You’ve also talked about the importance of “failure” as the trade off for risky and potentially world-changing innovations. But failure can have bigger consequences in the development world. How do you balance that?

You do want to apply, as much as you can, the Hippocratic Oath of do no harm. But we need new innovation in this space. We need to recognize and take bets on people who are doing great work. When we select people, we’re still looking at their track records and looking at the feasibility of these things. We do due diligence. As much as possible, we know these people are out to do the right thing and have a track record of doing the right thing. But we do need to take bigger bets and bigger risks and drive innovation if we’re really going to be transformational and realize the big ambitions of the Sustainable Development Goals, rather than be incremental.

Ultimately, government and policy can stand in the way of startup and tech solutions. How do you work with your Solvers to overcome obstacles that aren’t just customer acquisition, but something like regulation, bureaucracy, or other challenges that are standing in the way of solving problems like the refugee crisis?

First, I think that a lot of the bigger startups in the non-social impact space are butting up against government regulation. I think that if you’re a startup and you get to success and scale you’re probably disrupting regulation and policy, and it takes good governments to recognize they need to adapt to this ecosystem. The idea behind Solve is that it’s not an investor network or an angel network…the community of Solve is corporations, foundations, large NGOs that [create] a supportive ecosystem for Solvers, and help Solvers navigate the issues you describe.

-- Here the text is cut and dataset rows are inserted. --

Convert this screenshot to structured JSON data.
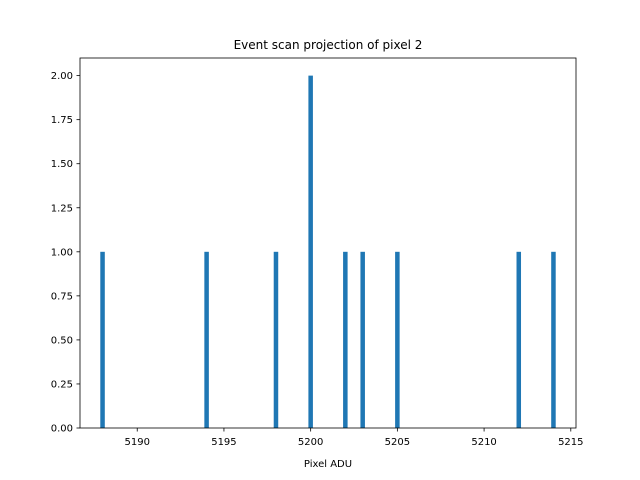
{
  "chart_data": {
    "type": "bar",
    "title": "Event scan projection of pixel 2",
    "xlabel": "Pixel ADU",
    "ylabel": "",
    "bar_color": "#1f77b4",
    "xlim": [
      5186.7,
      5215.3
    ],
    "ylim": [
      0,
      2.1
    ],
    "bar_width": 0.26,
    "x_ticks": [
      5190,
      5195,
      5200,
      5205,
      5210,
      5215
    ],
    "y_ticks": [
      0.0,
      0.25,
      0.5,
      0.75,
      1.0,
      1.25,
      1.5,
      1.75,
      2.0
    ],
    "x_tick_labels": [
      "5190",
      "5195",
      "5200",
      "5205",
      "5210",
      "5215"
    ],
    "y_tick_labels": [
      "0.00",
      "0.25",
      "0.50",
      "0.75",
      "1.00",
      "1.25",
      "1.50",
      "1.75",
      "2.00"
    ],
    "grid": false,
    "points": [
      {
        "x": 5188,
        "value": 1
      },
      {
        "x": 5194,
        "value": 1
      },
      {
        "x": 5198,
        "value": 1
      },
      {
        "x": 5200,
        "value": 2
      },
      {
        "x": 5202,
        "value": 1
      },
      {
        "x": 5203,
        "value": 1
      },
      {
        "x": 5205,
        "value": 1
      },
      {
        "x": 5212,
        "value": 1
      },
      {
        "x": 5214,
        "value": 1
      }
    ]
  }
}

When you’re talking about refugee education, there are a lot of coding bootcamps opening for refugees. But a lot of refugees in specific countries don’t have the right to work. So yay, they know how to code, but they still can’t actually use their skills. So that’s the question that we definitely ask and we expect a good answer about how they’re planning to solve that issue.

Note: The interview has been edited for length and clarity.